Шрифт:
Интервал:
Закладка:
В театр не любил приходить еще вот почему: Лялю тут унижали. И он не мог защитить. Его тоже унижали. Две пьесы сюда давал, одну молодежную, о стройке университета, другую вроде детской сказки, о войне в Корее — обе не прошли. К своим пьесам Ребров относился двойственно: с одной стороны, как бы не всерьез, видел их слабину, прозрачный расчет, но не очень-то огорчался, полагая, что эти пьесы для него — дело второстепенное, неглавное; с другой же стороны, они были делом вполне главным и даже главнейшим в смысле житейском, на них зиждилось будущее. И потом, оскорбительно — почему не берут? Неужто настолько плохо, хуже всего остального, даже какой-то смоляновской чепухи?
Публика уже шла густой толпой, дождь усиливался, проходившие говорили о такси, метро, о том, что надо зайти в булочную, никто не говорил о спектакле. «Ну конечно! Все правильно», — без всякого удивления думал Ребров. Со Смоляновым он знаком не был, пьес его не видел и не читал, но почему-то был убежден в том, что Смолянов — бездарность и ловкач, а пьесы его — чепуха.
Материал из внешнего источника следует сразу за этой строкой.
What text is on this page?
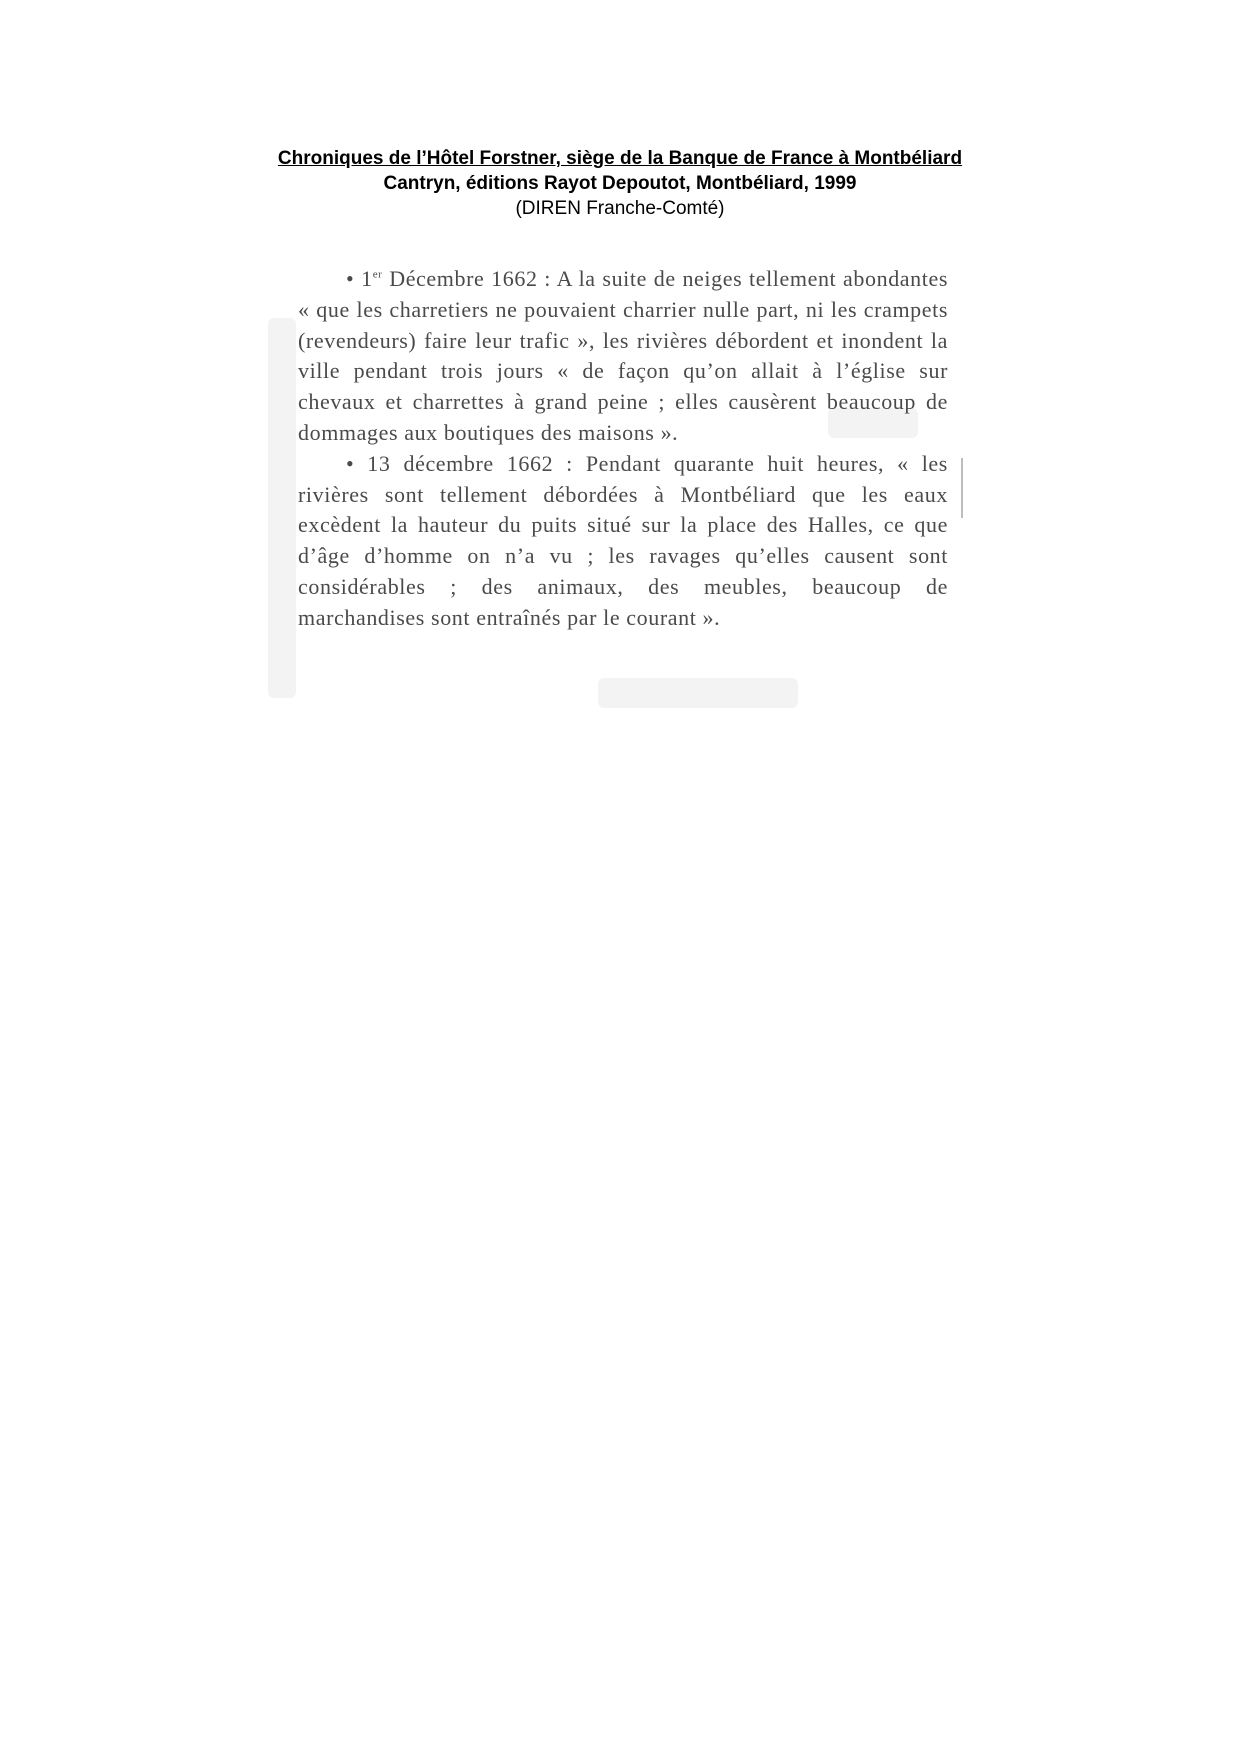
Chroniques de l’Hôtel Forstner, siège de la Banque de France à Montbéliard
Cantryn, éditions Rayot Depoutot, Montbéliard, 1999
(DIREN Franche-Comté)

• 1er Décembre 1662 : A la suite de neiges tellement abondantes « que les charretiers ne pouvaient charrier nulle part, ni les crampets (revendeurs) faire leur trafic », les rivières débordent et inondent la ville pendant trois jours « de façon qu’on allait à l’église sur chevaux et charrettes à grand peine ; elles causèrent beaucoup de dommages aux boutiques des maisons ».

• 13 décembre 1662 : Pendant quarante huit heures, « les rivières sont tellement débordées à Montbéliard que les eaux excèdent la hauteur du puits situé sur la place des Halles, ce que d’âge d’homme on n’a vu ; les ravages qu’elles causent sont considérables ; des animaux, des meubles, beaucoup de marchandises sont entraînés par le courant ».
Появился завлит Маревин Борис Миронович, или, как его называли в театре, Боб; держал ребровские пьесы четыре месяца, этакая свинья, и лишь недавно через Лялю передал, что, мол, не подойдет. Не удосужился даже пригласить, объяснить. Не написал никакого официального письма. А чего церемониться? Свой человек, муж Лялечки, не настоящий автор. Когда приносят Берг или Федька Арнольдов, он небось за одну ночь глотает и чуть свет звонит: «Послушайте, безобразие, вы меня лишили сна, не мог оторваться…» На улице грозный Маревин, перед которым трепетали авторы, выглядел совсем иначе, чем в своем кабинетике с чернильным прибором зеленого мрамора в бронзулетках, — довольно жалко. Да еще под дождем. Неказистый, плюгавого роста господинчик в берете, в пальтишке, не лучше ребровского, с портфелем, он выбежал под дождь, согнулся, подергал, как комарик, тонкими ножками, поглядел по сторонам — увидел Реброва, поклонился. Ребров ответил высокомерным кивком. Тут сильный, с ветром обвал дождя шарахнул Маревина, шатнул его к стене дома, и Маревин невольно приблизился к Реброву — так что нельзя было не поздороваться и не сказать двух слов.
— Ждете Лялю? У нее сегодня большой день. И вас поздравляю…
Ребров не желал разговаривать с ним о Ляле. Спросил:
— Ну, что пьеса — колоссальный успех? Публика воет?
— Вы с ума сошли! — зашептал Маревин. — Дерьмо средней руки. Желаю здравствовать…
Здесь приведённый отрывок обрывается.